Why LendingClub shares are crashing today
Digital Marketplace Bank Actions loan club (NYSE:LC) fell about 26.5% as of 11:41 a.m. ET today after the company announced its results for the fourth quarter and full year of 2021.
The company, which largely uses technology to create unsecured personal loans more efficiently, reported diluted earnings per share of $0.27 on total revenue of more than $262 million, beating industry estimates. analysts.
However, management’s forecast of $130-150 million in net profit implies lower earnings than analysts had expected for this year, which appears to be the main reason the stock is taking such a hit.
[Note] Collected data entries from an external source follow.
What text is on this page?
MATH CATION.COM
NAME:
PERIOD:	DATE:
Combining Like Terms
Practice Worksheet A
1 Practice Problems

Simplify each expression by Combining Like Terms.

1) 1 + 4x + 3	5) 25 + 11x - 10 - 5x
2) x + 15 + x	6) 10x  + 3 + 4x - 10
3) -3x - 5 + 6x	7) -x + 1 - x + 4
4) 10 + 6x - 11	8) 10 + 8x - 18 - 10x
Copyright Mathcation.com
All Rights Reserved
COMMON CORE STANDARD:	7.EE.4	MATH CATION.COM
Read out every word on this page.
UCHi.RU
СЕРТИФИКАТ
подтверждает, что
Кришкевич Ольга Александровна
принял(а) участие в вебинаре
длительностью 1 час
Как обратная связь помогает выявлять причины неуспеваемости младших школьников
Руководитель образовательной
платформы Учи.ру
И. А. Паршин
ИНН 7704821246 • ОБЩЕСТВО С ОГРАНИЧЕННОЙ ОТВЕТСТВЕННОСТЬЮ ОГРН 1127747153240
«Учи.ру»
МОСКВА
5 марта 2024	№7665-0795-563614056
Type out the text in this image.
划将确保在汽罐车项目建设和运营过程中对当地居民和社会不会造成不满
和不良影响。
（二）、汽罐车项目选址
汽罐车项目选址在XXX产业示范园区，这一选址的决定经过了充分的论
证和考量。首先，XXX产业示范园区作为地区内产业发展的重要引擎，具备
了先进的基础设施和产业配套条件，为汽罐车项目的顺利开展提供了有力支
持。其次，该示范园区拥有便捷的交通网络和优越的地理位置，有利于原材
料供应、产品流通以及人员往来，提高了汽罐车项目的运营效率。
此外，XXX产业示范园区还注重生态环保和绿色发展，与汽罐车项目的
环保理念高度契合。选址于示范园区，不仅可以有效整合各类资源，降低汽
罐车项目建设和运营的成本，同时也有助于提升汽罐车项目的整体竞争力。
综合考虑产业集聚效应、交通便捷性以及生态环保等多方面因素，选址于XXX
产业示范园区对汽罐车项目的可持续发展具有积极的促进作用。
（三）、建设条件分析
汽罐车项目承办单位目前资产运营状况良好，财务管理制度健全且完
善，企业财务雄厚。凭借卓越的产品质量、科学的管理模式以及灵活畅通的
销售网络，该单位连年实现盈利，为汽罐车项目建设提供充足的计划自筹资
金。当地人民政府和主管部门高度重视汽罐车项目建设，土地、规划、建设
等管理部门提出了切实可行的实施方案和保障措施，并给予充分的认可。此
Further, the total loan origination forecast of $13 billion in 2022 does not imply such growth in origination relative to LendingClub’s rate over the past two quarters.
I’ve been a big fan of LendingClub stocks in the past, so I really see this as a market overreaction. When the company acquired Radius Bank last year, it allowed it to generate more revenue and profit from its existing business. The company can now generate much more earnings growth without having to rely so heavily on origination growth, not that origination growth isn’t important on its own.
Since acquiring Radius last year, management has also been fairly cautious about guidance, beating the top of its guidance in each of the past three quarters, despite the volatility in the economy. So I’m optimistic that it can beat earnings and origination forecasts this year.
Investors seem to want to treat LendingClub like a traditional bank, which I think is incorrect. Also, I would argue that even if you treat it like a traditional bank, a bank generating the kind of returns that LendingClub is shouldn’t be trading at less than 12x expected earnings this year.
This article represents the opinion of the author, who may disagree with the “official” recommendation position of a high-end advice service Motley Fool. We are heterogeneous! Challenging an investing thesis — even one of our own — helps us all think critically about investing and make decisions that help us become smarter, happier, and wealthier.